En zones rurales, les terres agro-sylvo-pastorales les plus attrayantes du domaine national sont accaparées par une poignée de firmes étrangères et de «happy few», au détriment des exploitations agricoles et pastorales familiales. Face aux accapareurs couvés par l’Administration, les paysans sans terre sont réduits à la misère et poussés à l’exode voire l’exil.

L’accaparement des terres est la conséquence des stratégies de neutralisation et d’obstruction volontaire des législations foncières, d’aménagement du territoire et d’urbanisme par les acteurs publics et privés organisateurs du banquet foncier.

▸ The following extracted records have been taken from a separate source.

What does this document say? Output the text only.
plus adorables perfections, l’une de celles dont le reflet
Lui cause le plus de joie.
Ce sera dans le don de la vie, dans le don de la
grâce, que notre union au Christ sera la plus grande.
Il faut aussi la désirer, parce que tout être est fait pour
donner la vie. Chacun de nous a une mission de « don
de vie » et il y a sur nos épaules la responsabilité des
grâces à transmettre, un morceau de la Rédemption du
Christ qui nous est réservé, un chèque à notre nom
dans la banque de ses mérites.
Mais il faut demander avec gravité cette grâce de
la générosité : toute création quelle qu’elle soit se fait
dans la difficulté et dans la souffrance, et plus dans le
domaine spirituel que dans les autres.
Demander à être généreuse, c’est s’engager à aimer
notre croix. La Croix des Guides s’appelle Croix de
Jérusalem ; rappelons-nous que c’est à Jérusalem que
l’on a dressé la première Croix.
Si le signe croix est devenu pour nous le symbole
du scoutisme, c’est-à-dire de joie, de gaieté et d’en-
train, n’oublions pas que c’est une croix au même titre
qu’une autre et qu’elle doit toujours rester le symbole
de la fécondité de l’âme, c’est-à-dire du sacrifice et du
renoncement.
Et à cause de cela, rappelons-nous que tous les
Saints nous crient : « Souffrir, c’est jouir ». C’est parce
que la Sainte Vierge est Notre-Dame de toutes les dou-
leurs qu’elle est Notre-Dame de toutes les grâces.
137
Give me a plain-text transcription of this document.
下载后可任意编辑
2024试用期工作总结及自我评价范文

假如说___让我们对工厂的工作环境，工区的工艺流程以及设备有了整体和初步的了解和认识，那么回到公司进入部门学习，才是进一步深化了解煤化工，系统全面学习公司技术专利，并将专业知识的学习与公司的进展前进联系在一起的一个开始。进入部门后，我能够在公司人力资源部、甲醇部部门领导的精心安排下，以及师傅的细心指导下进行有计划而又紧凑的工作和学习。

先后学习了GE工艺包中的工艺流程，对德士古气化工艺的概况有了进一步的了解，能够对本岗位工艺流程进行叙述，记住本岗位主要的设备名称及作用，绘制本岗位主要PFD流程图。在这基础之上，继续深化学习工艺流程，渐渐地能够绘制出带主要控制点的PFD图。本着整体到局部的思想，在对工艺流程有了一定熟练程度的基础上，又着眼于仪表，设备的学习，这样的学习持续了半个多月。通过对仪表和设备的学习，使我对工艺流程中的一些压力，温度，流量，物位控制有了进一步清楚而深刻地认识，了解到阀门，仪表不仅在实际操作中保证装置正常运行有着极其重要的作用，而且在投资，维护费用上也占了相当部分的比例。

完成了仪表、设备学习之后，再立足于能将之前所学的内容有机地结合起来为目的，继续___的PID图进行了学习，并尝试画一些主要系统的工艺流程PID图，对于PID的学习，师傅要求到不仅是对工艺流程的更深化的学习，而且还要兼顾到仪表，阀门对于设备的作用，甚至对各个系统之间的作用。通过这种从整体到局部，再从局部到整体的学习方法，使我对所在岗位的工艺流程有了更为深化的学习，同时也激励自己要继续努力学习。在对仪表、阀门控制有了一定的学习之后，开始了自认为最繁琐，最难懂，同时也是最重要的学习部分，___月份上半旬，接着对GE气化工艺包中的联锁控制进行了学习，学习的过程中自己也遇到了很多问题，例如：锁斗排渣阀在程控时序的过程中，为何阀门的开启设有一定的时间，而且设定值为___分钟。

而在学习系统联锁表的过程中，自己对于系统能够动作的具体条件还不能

Les imperfections de la législation sur le domaine national et le domaine de l’Etat persistent et s’aggravent malgré l’annonce d’une réforme foncière dans la loi d’orientation agro-sylvo-pastorale de 2004. La Commission nationale de réforme foncière (Cnrf), créée par décret le 6 décembre 2012, avait pour mission d’une part, de mettre en place un cadre juridique et institutionnel attractif offrant des garanties aux investisseurs et assurant la sécurité et la paix sociale, en vue d’une gestion rationnelle du domaine de l’Etat et du domaine national, et d’autre part, de proposer des solutions durables aux conflits fonciers résultant de l’occupation du domaine national et du domaine de l’Etat. Elle a été dissoute par le chef de l’Etat par décret du 16 mai 2017, sans avoir achevé sa mission. La Cnrf, dirigée par feu Pr Moustapha Sourang, avait pourtant remis, le 20 avril 2017, lors d’une séance spéciale, un document deP foncière au chef de l’Etat, qui n’a jamais donné suite. La décision d’enterrer le débat sur la réforme foncière a été prise dans un contexte de recrudescence et d’aggravation des scandales et conflits fonciers sur le domaine national et le domaine de l’Etat. Elle s’accompagne d’une politique des petits pas et d’un opportunisme réglementaire, comme en atteste l’adoption, lors du Conseil des ministres du 16 septembre 2020, d’un projet de décret modifiant le décret n°72-1288 du 27 octobre 1972 relatif aux conditions d’affectation des terres du domaine national comprises dans les communautés rurales. En lieu et place d’une réforme foncière, on assiste à une série de réformettes visant l’accélération de la mise à disposition du foncier au profit des multinationales et d’entrepreneurs opportunistes, au détriment des exploitations familiales rurales et des Pme. Les terres du domaine national étant déjà fortement menacées par le recours compulsif à l’immatriculation et le déclassement frénétique des portions toujours plus importantes du domaine forestier classé et du domaine public maritime.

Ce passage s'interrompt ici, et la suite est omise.